If we cannot inspect the training data of a large language model (LLM), how can we ever know what it has seen? We believe the most compelling evidence arises when the model itself freely reproduces the target content. As such, we propose RECAP, an agentic pipeline designed to elicit and verify memorized training data from LLM outputs. At the heart of RECAP is a feedback-driven loop, where an initial extraction attempt is evaluated by a secondary language model, which compares the output against a reference passage and identifies discrepancies. These are then translated into minimal correction hints, which are fed back into the target model to guide subsequent generations. In addition, to address alignment-induced refusals, RECAP includes a jailbreaking module that detects and overcomes such barriers.
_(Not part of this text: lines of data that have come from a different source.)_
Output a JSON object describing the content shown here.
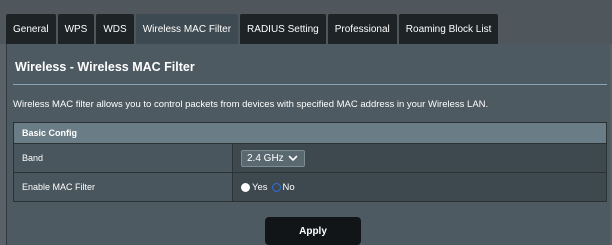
{
  "tabs": [
    {
      "label": "General"
    },
    {
      "label": "WPS"
    },
    {
      "label": "WDS"
    },
    {
      "label": "Wireless MAC Filter",
      "active": true
    },
    {
      "label": "RADIUS Setting"
    },
    {
      "label": "Professional"
    },
    {
      "label": "Roaming Block List"
    }
  ],
  "page": {
    "title": "Wireless - Wireless MAC Filter",
    "description": "Wireless MAC filter allows you to control packets from devices with specified MAC address in your Wireless LAN."
  },
  "config": {
    "section_title": "Basic Config",
    "band": {
      "label": "Band",
      "value": "2.4 GHz"
    },
    "mac_filter": {
      "label": "Enable MAC Filter",
      "options": [
        {
          "label": "Yes",
          "selected": true
        },
        {
          "label": "No",
          "selected": false
        }
      ]
    }
  },
  "apply_label": "Apply",
  "colors": {
    "accent": "#2d6fd6",
    "background": "#4d5a61"
  }
}
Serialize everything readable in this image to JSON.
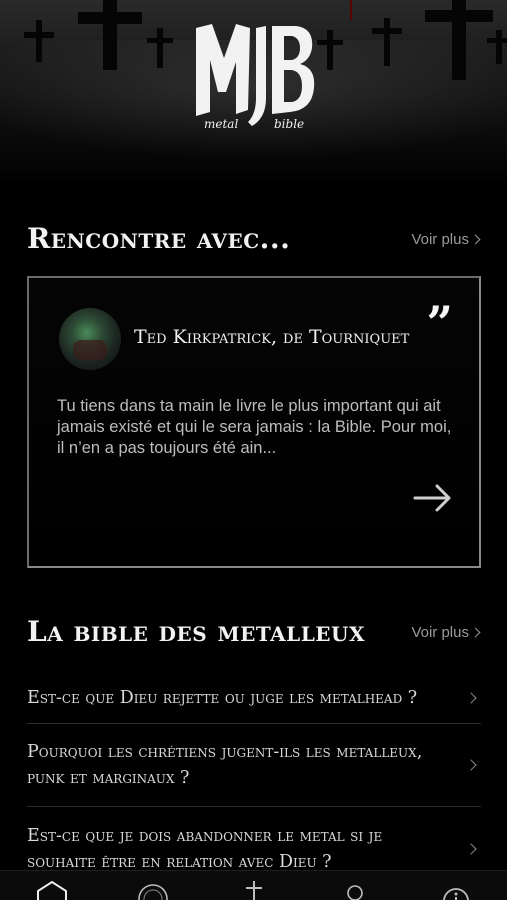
{
  "header": {
    "logo_alt": "MB",
    "logo_word_left": "metal",
    "logo_word_right": "bible"
  },
  "meet": {
    "title": "Rencontre avec...",
    "see_more": "Voir plus",
    "card": {
      "name": "Ted Kirkpatrick, de Tourniquet",
      "quote_mark": "”",
      "excerpt": "Tu tiens dans ta main le livre le plus important qui ait jamais existé et qui le sera jamais : la Bible. Pour moi, il n’en a pas toujours été ain..."
    }
  },
  "bible": {
    "title": "La bible des metalleux",
    "see_more": "Voir plus",
    "items": [
      {
        "label": "Est-ce que Dieu rejette ou juge les metalhead ?"
      },
      {
        "label": "Pourquoi les chrétiens jugent-ils les metalleux, punk et marginaux ?"
      },
      {
        "label": "Est-ce que je dois abandonner le metal si je souhaite être en relation avec Dieu ?"
      }
    ]
  },
  "tabbar": {
    "tabs": [
      {
        "icon": "home-icon"
      },
      {
        "icon": "radio-icon"
      },
      {
        "icon": "cross-icon"
      },
      {
        "icon": "circle-icon"
      },
      {
        "icon": "info-icon"
      }
    ]
  },
  "colors": {
    "background": "#000000",
    "text": "#e9e9e9",
    "muted": "#9a9a9a"
  }
}
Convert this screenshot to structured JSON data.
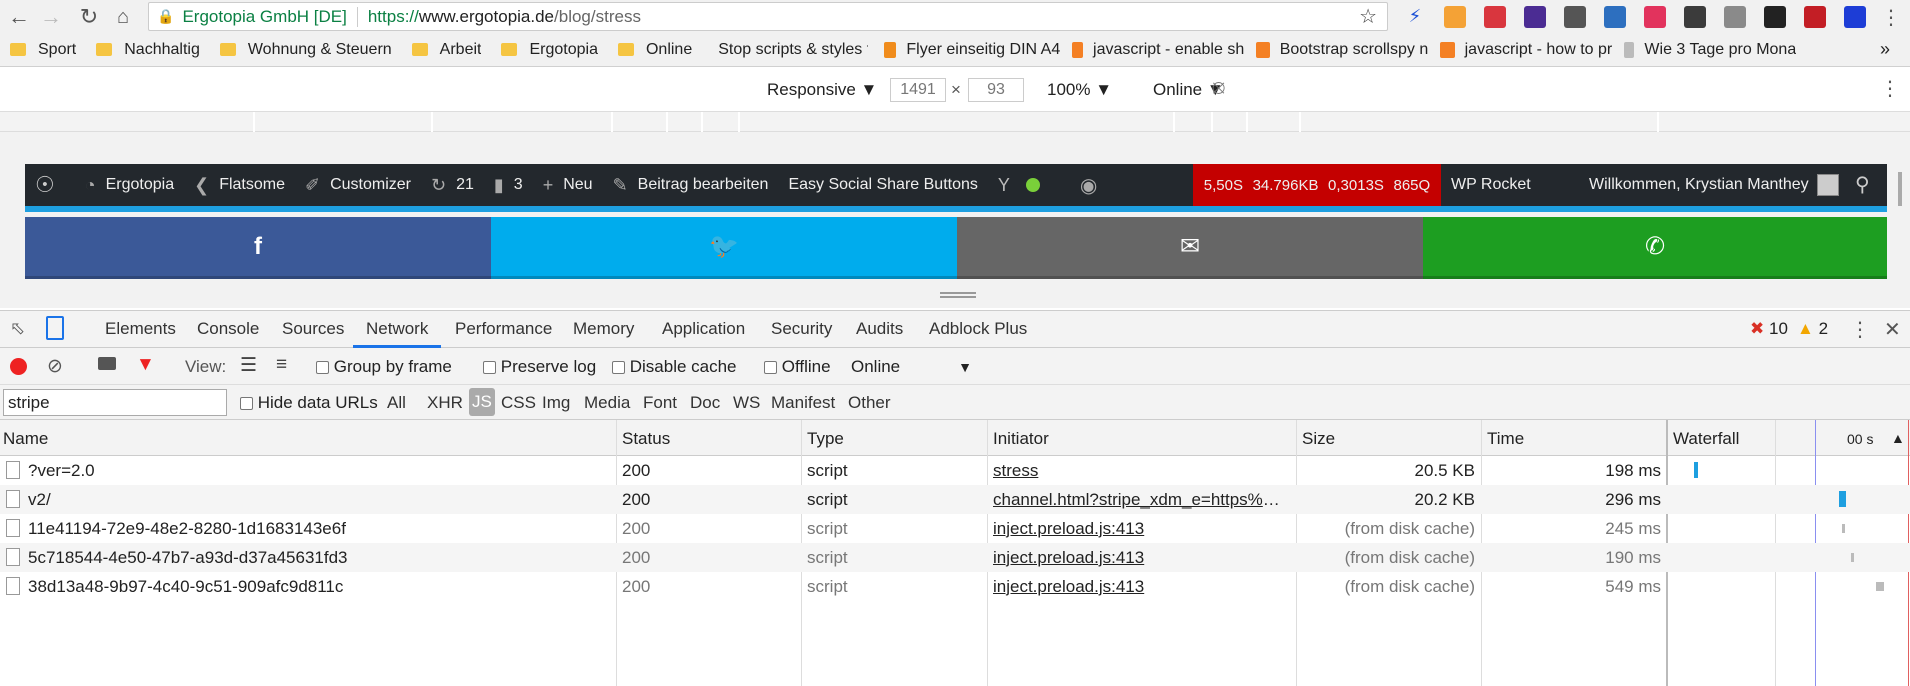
{
  "browser": {
    "site_name": "Ergotopia GmbH [DE]",
    "url_scheme": "https://",
    "url_host": "www.ergotopia.de",
    "url_path": "/blog/stress"
  },
  "bookmarks": [
    {
      "label": "Sport",
      "icon": "folder-icon"
    },
    {
      "label": "Nachhaltig",
      "icon": "folder-icon"
    },
    {
      "label": "Wohnung & Steuern",
      "icon": "folder-icon"
    },
    {
      "label": "Arbeit",
      "icon": "folder-icon"
    },
    {
      "label": "Ergotopia",
      "icon": "folder-icon"
    },
    {
      "label": "Online",
      "icon": "folder-icon"
    },
    {
      "label": "Stop scripts & styles f",
      "icon": "github-icon"
    },
    {
      "label": "Flyer einseitig DIN A4",
      "icon": "grid-icon"
    },
    {
      "label": "javascript - enable sh",
      "icon": "stackoverflow-icon"
    },
    {
      "label": "Bootstrap scrollspy n",
      "icon": "stackoverflow-icon"
    },
    {
      "label": "javascript - how to pr",
      "icon": "stackoverflow-icon"
    },
    {
      "label": "Wie 3 Tage pro Mona",
      "icon": "grid-icon"
    }
  ],
  "bookmarks_more": "»",
  "device_toolbar": {
    "mode": "Responsive",
    "width": "1491",
    "times": "×",
    "height": "93",
    "zoom": "100%",
    "network": "Online"
  },
  "wp_admin_bar": {
    "site": "Ergotopia",
    "theme": "Flatsome",
    "customizer": "Customizer",
    "updates": "21",
    "comments": "3",
    "new": "Neu",
    "edit": "Beitrag bearbeiten",
    "share_plugin": "Easy Social Share Buttons",
    "perf": [
      "5,50S",
      "34.796KB",
      "0,3013S",
      "865Q"
    ],
    "rocket": "WP Rocket",
    "welcome": "Willkommen, Krystian Manthey"
  },
  "share_buttons": [
    {
      "name": "facebook",
      "glyph": "f",
      "color": "#3b5998"
    },
    {
      "name": "twitter",
      "glyph": "t",
      "color": "#00aced"
    },
    {
      "name": "email",
      "glyph": "✉",
      "color": "#666666"
    },
    {
      "name": "whatsapp",
      "glyph": "✆",
      "color": "#1d9e21"
    }
  ],
  "devtools": {
    "tabs": [
      "Elements",
      "Console",
      "Sources",
      "Network",
      "Performance",
      "Memory",
      "Application",
      "Security",
      "Audits",
      "Adblock Plus"
    ],
    "active_tab": "Network",
    "errors": "10",
    "warnings": "2",
    "controls": {
      "view_label": "View:",
      "group_by_frame": "Group by frame",
      "preserve_log": "Preserve log",
      "disable_cache": "Disable cache",
      "offline": "Offline",
      "throttle": "Online"
    },
    "filter": {
      "value": "stripe",
      "hide_data_urls": "Hide data URLs",
      "types": [
        "All",
        "XHR",
        "JS",
        "CSS",
        "Img",
        "Media",
        "Font",
        "Doc",
        "WS",
        "Manifest",
        "Other"
      ],
      "active_type": "JS"
    },
    "columns": [
      "Name",
      "Status",
      "Type",
      "Initiator",
      "Size",
      "Time",
      "Waterfall"
    ],
    "waterfall_scale": "00 s",
    "rows": [
      {
        "name": "?ver=2.0",
        "status": "200",
        "type": "script",
        "initiator": "stress",
        "size": "20.5 KB",
        "time": "198 ms",
        "cached": false
      },
      {
        "name": "v2/",
        "status": "200",
        "type": "script",
        "initiator": "channel.html?stripe_xdm_e=https%3A...",
        "size": "20.2 KB",
        "time": "296 ms",
        "cached": false
      },
      {
        "name": "11e41194-72e9-48e2-8280-1d1683143e6f",
        "status": "200",
        "type": "script",
        "initiator": "inject.preload.js:413",
        "size": "(from disk cache)",
        "time": "245 ms",
        "cached": true
      },
      {
        "name": "5c718544-4e50-47b7-a93d-d37a45631fd3",
        "status": "200",
        "type": "script",
        "initiator": "inject.preload.js:413",
        "size": "(from disk cache)",
        "time": "190 ms",
        "cached": true
      },
      {
        "name": "38d13a48-9b97-4c40-9c51-909afc9d811c",
        "status": "200",
        "type": "script",
        "initiator": "inject.preload.js:413",
        "size": "(from disk cache)",
        "time": "549 ms",
        "cached": true
      }
    ]
  }
}
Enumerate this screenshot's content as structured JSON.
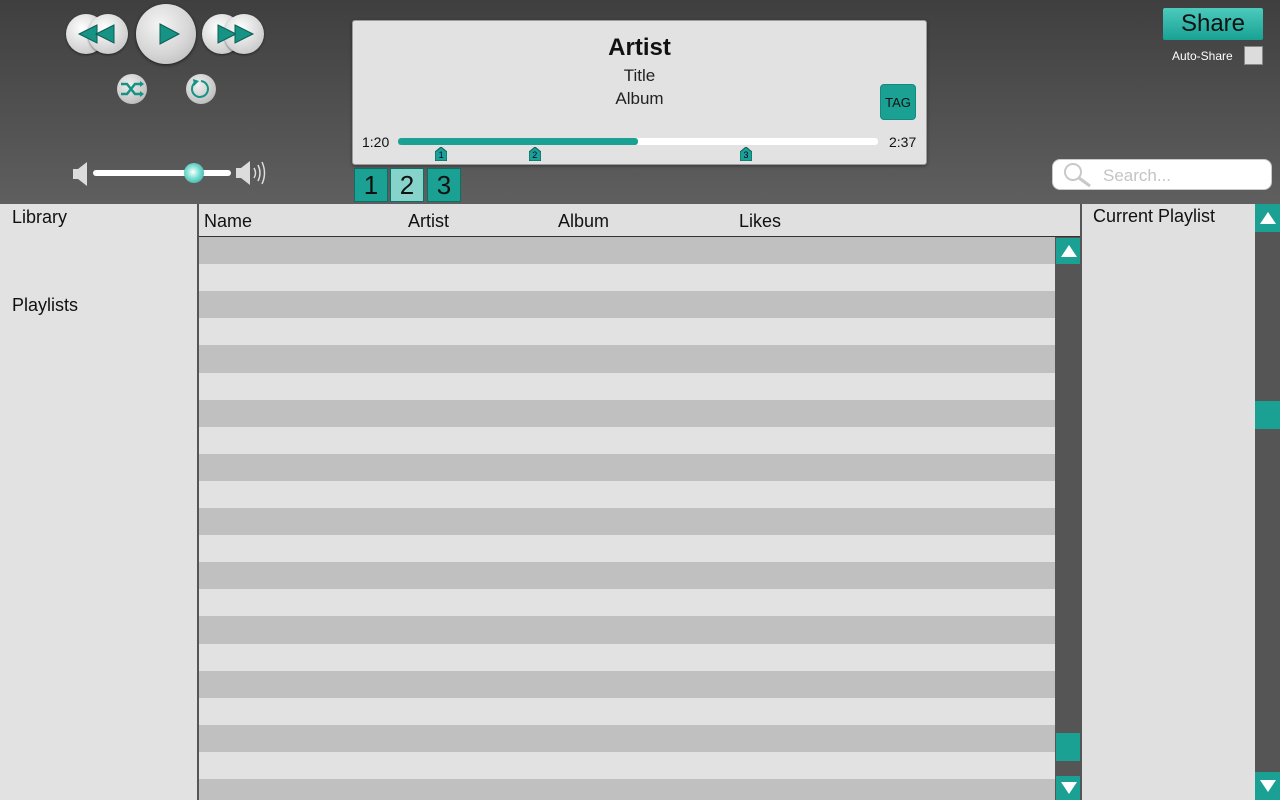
{
  "transport": {
    "rewind_icon": "rewind-icon",
    "play_icon": "play-icon",
    "fast_forward_icon": "fast-forward-icon",
    "shuffle_icon": "shuffle-icon",
    "repeat_icon": "repeat-icon"
  },
  "volume": {
    "level": 0.73,
    "mute_icon": "speaker-mute-icon",
    "loud_icon": "speaker-loud-icon"
  },
  "now_playing": {
    "artist": "Artist",
    "title": "Title",
    "album": "Album",
    "tag_label": "TAG",
    "elapsed": "1:20",
    "total": "2:37",
    "progress": 0.5,
    "markers": [
      {
        "label": "1",
        "position": 0.09
      },
      {
        "label": "2",
        "position": 0.285
      },
      {
        "label": "3",
        "position": 0.725
      }
    ]
  },
  "tabs": [
    {
      "label": "1",
      "state": "active"
    },
    {
      "label": "2",
      "state": "light"
    },
    {
      "label": "3",
      "state": "active"
    }
  ],
  "share": {
    "button_label": "Share",
    "auto_share_label": "Auto-Share",
    "auto_share_checked": false
  },
  "search": {
    "placeholder": "Search...",
    "icon": "search-icon"
  },
  "sidebar": {
    "library_label": "Library",
    "playlists_label": "Playlists"
  },
  "table": {
    "columns": [
      "Name",
      "Artist",
      "Album",
      "Likes"
    ],
    "row_count": 21,
    "scroll_position": 0.97
  },
  "current_playlist": {
    "label": "Current Playlist",
    "scroll_position": 0.33
  },
  "colors": {
    "accent": "#1ba194",
    "row_dark": "#c0c0c0",
    "row_light": "#e2e2e2",
    "panel_bg": "#e2e2e2",
    "header_bg": "#4a4a4a"
  }
}
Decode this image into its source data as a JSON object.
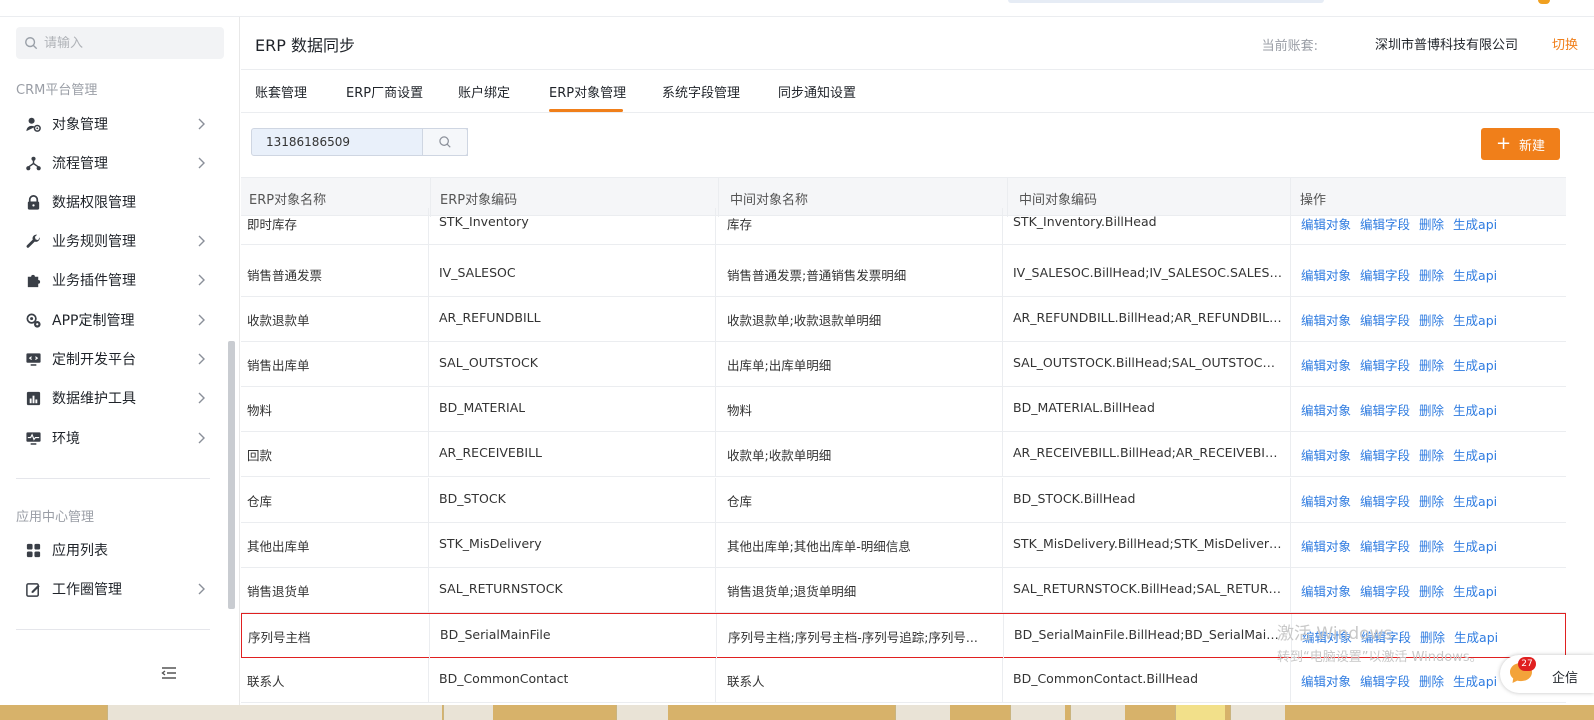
{
  "sidebar": {
    "search_placeholder": "请输入",
    "group1_title": "CRM平台管理",
    "group1_items": [
      {
        "label": "对象管理",
        "icon": "user-gear-icon",
        "has_children": true
      },
      {
        "label": "流程管理",
        "icon": "flow-icon",
        "has_children": true
      },
      {
        "label": "数据权限管理",
        "icon": "lock-icon",
        "has_children": false
      },
      {
        "label": "业务规则管理",
        "icon": "wrench-icon",
        "has_children": true
      },
      {
        "label": "业务插件管理",
        "icon": "puzzle-icon",
        "has_children": true
      },
      {
        "label": "APP定制管理",
        "icon": "app-gear-icon",
        "has_children": true
      },
      {
        "label": "定制开发平台",
        "icon": "code-monitor-icon",
        "has_children": true
      },
      {
        "label": "数据维护工具",
        "icon": "bar-chart-icon",
        "has_children": true
      },
      {
        "label": "环境",
        "icon": "pulse-monitor-icon",
        "has_children": true
      }
    ],
    "group2_title": "应用中心管理",
    "group2_items": [
      {
        "label": "应用列表",
        "icon": "grid-icon",
        "has_children": false
      },
      {
        "label": "工作圈管理",
        "icon": "edit-icon",
        "has_children": true
      }
    ]
  },
  "header": {
    "title": "ERP 数据同步",
    "account_label": "当前账套:",
    "account_name": "深圳市普博科技有限公司",
    "switch_label": "切换"
  },
  "tabs": [
    "账套管理",
    "ERP厂商设置",
    "账户绑定",
    "ERP对象管理",
    "系统字段管理",
    "同步通知设置"
  ],
  "active_tab": "ERP对象管理",
  "filter": {
    "value": "13186186509"
  },
  "new_button": {
    "label": "新建"
  },
  "table": {
    "columns": [
      "ERP对象名称",
      "ERP对象编码",
      "中间对象名称",
      "中间对象编码",
      "操作"
    ],
    "row_actions": [
      "编辑对象",
      "编辑字段",
      "删除",
      "生成api"
    ],
    "rows": [
      [
        "即时库存",
        "STK_Inventory",
        "库存",
        "STK_Inventory.BillHead"
      ],
      [
        "销售普通发票",
        "IV_SALESOC",
        "销售普通发票;普通销售发票明细",
        "IV_SALESOC.BillHead;IV_SALESOC.SALESIC..."
      ],
      [
        "收款退款单",
        "AR_REFUNDBILL",
        "收款退款单;收款退款单明细",
        "AR_REFUNDBILL.BillHead;AR_REFUNDBILL...."
      ],
      [
        "销售出库单",
        "SAL_OUTSTOCK",
        "出库单;出库单明细",
        "SAL_OUTSTOCK.BillHead;SAL_OUTSTOCK.E..."
      ],
      [
        "物料",
        "BD_MATERIAL",
        "物料",
        "BD_MATERIAL.BillHead"
      ],
      [
        "回款",
        "AR_RECEIVEBILL",
        "收款单;收款单明细",
        "AR_RECEIVEBILL.BillHead;AR_RECEIVEBILL...."
      ],
      [
        "仓库",
        "BD_STOCK",
        "仓库",
        "BD_STOCK.BillHead"
      ],
      [
        "其他出库单",
        "STK_MisDelivery",
        "其他出库单;其他出库单-明细信息",
        "STK_MisDelivery.BillHead;STK_MisDelivery.Bi..."
      ],
      [
        "销售退货单",
        "SAL_RETURNSTOCK",
        "销售退货单;退货单明细",
        "SAL_RETURNSTOCK.BillHead;SAL_RETURNS..."
      ],
      [
        "序列号主档",
        "BD_SerialMainFile",
        "序列号主档;序列号主档-序列号追踪;序列号...",
        "BD_SerialMainFile.BillHead;BD_SerialMainFile..."
      ],
      [
        "联系人",
        "BD_CommonContact",
        "联系人",
        "BD_CommonContact.BillHead"
      ]
    ],
    "highlighted_row": 9
  },
  "overlays": {
    "watermark_line1": "激活 Windows",
    "watermark_line2": "转到“电脑设置”以激活 Windows。",
    "chat_count": "27",
    "chat_label": "企信"
  },
  "colors": {
    "accent": "#f07f1a",
    "link": "#2e7be0",
    "highlight_border": "#e02020"
  }
}
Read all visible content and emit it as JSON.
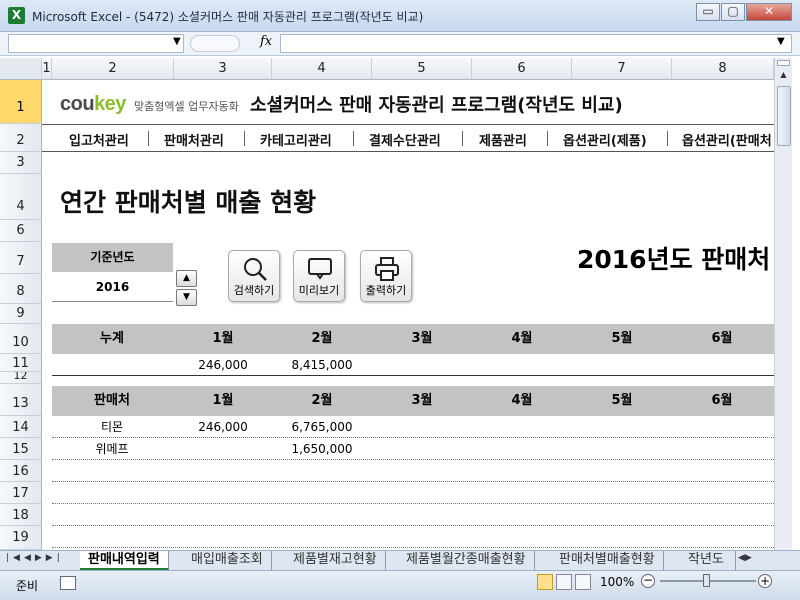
{
  "window": {
    "title": "Microsoft Excel - (5472) 소셜커머스 판매 자동관리 프로그램(작년도 비교)",
    "icon": "X",
    "minimize": "▭",
    "restore": "▢",
    "close": "✕"
  },
  "formula_bar": {
    "fx": "fx"
  },
  "columns": [
    "1",
    "2",
    "3",
    "4",
    "5",
    "6",
    "7",
    "8"
  ],
  "rows": [
    "1",
    "2",
    "3",
    "4",
    "6",
    "7",
    "8",
    "9",
    "10",
    "11",
    "12",
    "13",
    "14",
    "15",
    "16",
    "17",
    "18",
    "19"
  ],
  "brand": {
    "cou": "cou",
    "key": "key",
    "sub": "맞춤형엑셀 업무자동화"
  },
  "app_title": "소셜커머스 판매 자동관리 프로그램(작년도 비교)",
  "nav": [
    "입고처관리",
    "판매처관리",
    "카테고리관리",
    "결제수단관리",
    "제품관리",
    "옵션관리(제품)",
    "옵션관리(판매처"
  ],
  "page_title": "연간 판매처별 매출 현황",
  "year": {
    "label": "기준년도",
    "value": "2016",
    "up": "▲",
    "down": "▼"
  },
  "buttons": {
    "search": "검색하기",
    "preview": "미리보기",
    "print": "출력하기"
  },
  "report_title": "2016년도 판매처",
  "summary": {
    "headers": [
      "누계",
      "1월",
      "2월",
      "3월",
      "4월",
      "5월",
      "6월"
    ],
    "values": [
      "",
      "246,000",
      "8,415,000",
      "",
      "",
      "",
      ""
    ]
  },
  "detail": {
    "headers": [
      "판매처",
      "1월",
      "2월",
      "3월",
      "4월",
      "5월",
      "6월"
    ],
    "rows": [
      [
        "티몬",
        "246,000",
        "6,765,000",
        "",
        "",
        "",
        ""
      ],
      [
        "위메프",
        "",
        "1,650,000",
        "",
        "",
        "",
        ""
      ]
    ]
  },
  "sheet_tabs": [
    "판매내역입력",
    "매입매출조회",
    "제품별재고현황",
    "제품별월간종매출현황",
    "판매처별매출현황",
    "작년도"
  ],
  "status": {
    "ready": "준비",
    "zoom": "100%"
  }
}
We evaluate RECAP on EchoTrace, a new benchmark spanning over 30 full books, and the results show that RECAP leads to substantial gains over single-iteration approaches. For instance, with GPT-4.1, the average ROUGE-L score for the copyrighted text extraction improved from 0.38 to 0.47 - a nearly 24% increase.

Paper Structure

This paper contains 54 sections, 2 equations, 27 figures, 18 tables.

Figures (27)

  • Figure 2: Our RECAP consists in a 5 step pipeline. After selecting the target content, the Section Summary Agent segments it into semantically distinct events and generates high-level summaries that will act as dynamic soft prompts. The Extraction Agent then attempts to reproduce verbatim passages for each event, with the outputs classified by the Verbatim Verifier as accepted or refused. Refusals trigger the Jailbreaker to rephrase prompts in order to overcome alignment safeguards, while accepted outputs are analyzed by the Feedback Agent, which provides structured correction hints for reattempts. This extraction-feedback loop is repeated up to five times.
  • Figure 3: The Parrot BERT is trained to intensely learn the target book, enabling it to capture memorization signals used in our hybrid score.
  • Figure 4: Larger GPT-4.1 models exhibit higher extractability of memorized content, with RECAP achieving the greatest gains in ROUGE-L.
  • Figure 5: Among the copyrighted books, we notice that titles with higher sales tend to achieve higher ROUGE-L RECAP scores with RECAP.
  • Figure 6: We notice that most improvements are achieved during the first feedback iteration, with less than 20% of the events benefiting from further rounds. Results are for DeepSeek-V3 on all EchoTrace books (Exc. Non-Training Group).